Even so, he says, headteachers should be wary of taking this intervention in isolation and applying it in their school before concluding that they had implemented a “really relational” approach.

“There is definitely some strong evidence that it will have a big impact on your relational culture but, to be clear, the reason why XP school is so amazing is its holistic approach to everything it does,” he says.

“The danger is that one person can only do one thing, whereas I think it is possible to transform school culture if you approach it from multiple angles to achieve it.”

For example, another school Loe has worked with dedicated a significant amount of time in the middle of every day to ensuring that every pupil took part in an extra-curricular enrichment activity.

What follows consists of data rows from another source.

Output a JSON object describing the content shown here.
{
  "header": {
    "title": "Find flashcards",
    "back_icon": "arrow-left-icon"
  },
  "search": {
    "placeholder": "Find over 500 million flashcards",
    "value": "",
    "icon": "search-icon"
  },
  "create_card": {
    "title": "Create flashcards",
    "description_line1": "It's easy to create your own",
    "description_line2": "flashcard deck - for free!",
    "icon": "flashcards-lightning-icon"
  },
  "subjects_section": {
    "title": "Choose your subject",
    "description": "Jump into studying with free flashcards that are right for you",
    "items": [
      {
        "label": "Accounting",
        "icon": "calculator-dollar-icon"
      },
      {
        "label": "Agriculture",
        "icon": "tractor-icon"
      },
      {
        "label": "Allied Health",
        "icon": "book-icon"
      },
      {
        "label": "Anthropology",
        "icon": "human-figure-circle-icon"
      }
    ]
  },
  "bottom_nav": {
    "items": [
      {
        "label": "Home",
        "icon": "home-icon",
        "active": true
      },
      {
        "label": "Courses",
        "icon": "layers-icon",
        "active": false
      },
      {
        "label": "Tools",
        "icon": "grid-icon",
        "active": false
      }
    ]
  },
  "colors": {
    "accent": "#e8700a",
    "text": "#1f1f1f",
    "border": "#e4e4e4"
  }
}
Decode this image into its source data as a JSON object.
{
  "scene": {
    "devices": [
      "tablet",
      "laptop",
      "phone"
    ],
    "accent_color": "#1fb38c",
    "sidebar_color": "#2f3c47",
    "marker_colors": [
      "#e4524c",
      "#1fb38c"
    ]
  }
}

“In some schools, only those pupils whose parents had encouraged them to join the choir or be part of the soccer club were taking part in these types of activities,” Loe says. “By doing it in the middle of the day, everyone could do it - and we know that when people get to know each other in different contexts, they learn more about each other - it can have a big impact on a school’s culture.”

This change in culture is crucial, Loe continues. “You can only start to build relationships if you have got a deep sense of common purpose and, in order to create an environment like that, you have to pay attention to why people are all there.”

The best schools, he concludes, are “more like households where young people are treated as an end in themselves”.

“Unfortunately, there are many schools in the UK where students are treated as a means to an end, and in that environment, people don’t really connect.”